Chapter 12
We have two approaches to interleaving computation and I/O. They are as follows:
- We can try to interleave I/O and calculation for the entire problem as a
whole. We might create a pipeline of processing with read, compute, and
write as operations. The idea is to have individual data objects flowing
through the pipe from one stage to the next. Each stage can operate in
parallel. - We can decompose the problem into separate, independent pieces that can be
processed from the beginning to the end in parallel.
The differences between these approaches aren't crisp; there is a blurry middle
region that's not clearly one or the other. For example, multiple parallel pipelines are
a hybrid mixture of both designs. There are some formalisms that make it somewhat
easier to design concurrent programs. The Communicating Sequential Processes
(CSP) paradigm can help design message-passing applications. Packages such as
pycsp can be used to add CSP formalisms to Python.
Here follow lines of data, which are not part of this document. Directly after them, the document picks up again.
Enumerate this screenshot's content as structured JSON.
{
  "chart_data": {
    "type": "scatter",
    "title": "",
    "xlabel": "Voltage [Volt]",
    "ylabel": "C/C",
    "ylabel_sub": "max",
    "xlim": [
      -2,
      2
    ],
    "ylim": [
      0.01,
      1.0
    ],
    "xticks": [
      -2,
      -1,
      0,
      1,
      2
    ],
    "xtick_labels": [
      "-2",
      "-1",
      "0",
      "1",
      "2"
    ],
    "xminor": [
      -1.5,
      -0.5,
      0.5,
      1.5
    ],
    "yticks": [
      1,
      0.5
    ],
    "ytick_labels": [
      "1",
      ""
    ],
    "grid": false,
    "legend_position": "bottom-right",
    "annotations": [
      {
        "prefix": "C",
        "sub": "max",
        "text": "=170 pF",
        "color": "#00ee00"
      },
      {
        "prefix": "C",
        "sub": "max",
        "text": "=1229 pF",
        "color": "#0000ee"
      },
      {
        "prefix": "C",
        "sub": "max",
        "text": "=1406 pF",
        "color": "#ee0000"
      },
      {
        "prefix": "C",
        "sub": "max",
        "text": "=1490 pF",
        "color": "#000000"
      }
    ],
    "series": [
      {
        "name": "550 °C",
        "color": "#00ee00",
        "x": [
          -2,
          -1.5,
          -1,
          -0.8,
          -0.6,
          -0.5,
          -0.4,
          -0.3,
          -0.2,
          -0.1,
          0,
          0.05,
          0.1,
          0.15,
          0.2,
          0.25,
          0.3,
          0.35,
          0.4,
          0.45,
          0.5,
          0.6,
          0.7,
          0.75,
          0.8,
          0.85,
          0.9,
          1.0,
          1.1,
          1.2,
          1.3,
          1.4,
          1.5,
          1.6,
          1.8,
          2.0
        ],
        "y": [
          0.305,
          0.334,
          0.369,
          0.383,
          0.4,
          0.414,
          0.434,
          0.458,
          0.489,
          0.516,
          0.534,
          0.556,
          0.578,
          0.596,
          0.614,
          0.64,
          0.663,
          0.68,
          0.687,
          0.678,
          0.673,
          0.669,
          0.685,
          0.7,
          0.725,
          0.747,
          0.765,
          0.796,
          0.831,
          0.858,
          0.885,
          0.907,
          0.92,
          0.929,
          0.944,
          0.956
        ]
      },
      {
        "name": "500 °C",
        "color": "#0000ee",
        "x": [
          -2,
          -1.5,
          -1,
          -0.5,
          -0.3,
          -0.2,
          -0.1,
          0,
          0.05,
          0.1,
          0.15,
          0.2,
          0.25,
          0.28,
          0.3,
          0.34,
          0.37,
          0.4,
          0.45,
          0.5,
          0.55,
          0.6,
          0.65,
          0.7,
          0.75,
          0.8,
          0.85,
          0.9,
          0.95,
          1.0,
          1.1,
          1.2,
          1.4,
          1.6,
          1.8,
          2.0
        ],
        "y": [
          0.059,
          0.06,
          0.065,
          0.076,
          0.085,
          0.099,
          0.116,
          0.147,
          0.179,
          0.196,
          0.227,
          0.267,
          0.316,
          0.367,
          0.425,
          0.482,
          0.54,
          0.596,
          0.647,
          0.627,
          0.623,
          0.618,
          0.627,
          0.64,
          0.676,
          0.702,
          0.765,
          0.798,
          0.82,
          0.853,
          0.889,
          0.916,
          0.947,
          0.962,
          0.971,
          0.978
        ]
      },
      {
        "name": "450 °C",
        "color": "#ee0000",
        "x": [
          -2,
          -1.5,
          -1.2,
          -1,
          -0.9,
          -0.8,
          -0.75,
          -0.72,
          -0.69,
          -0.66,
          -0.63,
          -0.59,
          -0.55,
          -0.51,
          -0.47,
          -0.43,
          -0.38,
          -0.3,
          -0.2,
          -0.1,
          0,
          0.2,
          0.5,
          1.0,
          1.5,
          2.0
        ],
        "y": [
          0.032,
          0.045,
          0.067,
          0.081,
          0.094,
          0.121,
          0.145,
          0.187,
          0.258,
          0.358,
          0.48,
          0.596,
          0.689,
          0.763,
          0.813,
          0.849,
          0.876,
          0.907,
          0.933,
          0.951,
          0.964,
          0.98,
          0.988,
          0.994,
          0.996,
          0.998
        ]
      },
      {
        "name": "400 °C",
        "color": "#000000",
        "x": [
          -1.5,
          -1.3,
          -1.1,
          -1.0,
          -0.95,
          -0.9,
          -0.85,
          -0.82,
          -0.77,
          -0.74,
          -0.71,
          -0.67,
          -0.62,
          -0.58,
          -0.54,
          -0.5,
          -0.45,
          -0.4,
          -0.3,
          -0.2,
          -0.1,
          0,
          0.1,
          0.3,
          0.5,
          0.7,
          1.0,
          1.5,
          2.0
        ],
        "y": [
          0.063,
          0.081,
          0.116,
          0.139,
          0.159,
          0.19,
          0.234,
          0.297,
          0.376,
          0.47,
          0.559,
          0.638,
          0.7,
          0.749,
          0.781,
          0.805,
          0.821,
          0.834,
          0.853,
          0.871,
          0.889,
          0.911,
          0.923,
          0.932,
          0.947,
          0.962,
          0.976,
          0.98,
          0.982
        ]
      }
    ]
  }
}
I/O-intensive programs often benefit from concurrent processing. The idea is
to interleave I/O and processing. CPU-intensive programs rarely benefit from
attempting concurrent processing.
Using multiprocessing pools and tasks
To make non-strict evaluation available in a larger context, the multiprocessing
package introduces the concept of a Pool object. We can create a Pool object of
concurrent worker processes, assign tasks to them, and expect the tasks to be
executed concurrently. As noted previously, this creation does not actually mean
simultaneous creation of Pool objects. It means that the order is difficult to predict
because we've allowed OS scheduling to interleave execution of multiple processes.
For some applications, this permits more work to be done in less elapsed time.
To make the most use of this capability, we need to decompose our application into
components for which non-strict concurrent execution is beneficial. We'd like to
define discrete tasks that can be processed in an indefinite order.
An application that gathers data from the Internet via web scraping is often optimized
through parallel processing. We can create a Pool object of several identical website
scrapers. The tasks are URLs to be analyzed by the pooled processes.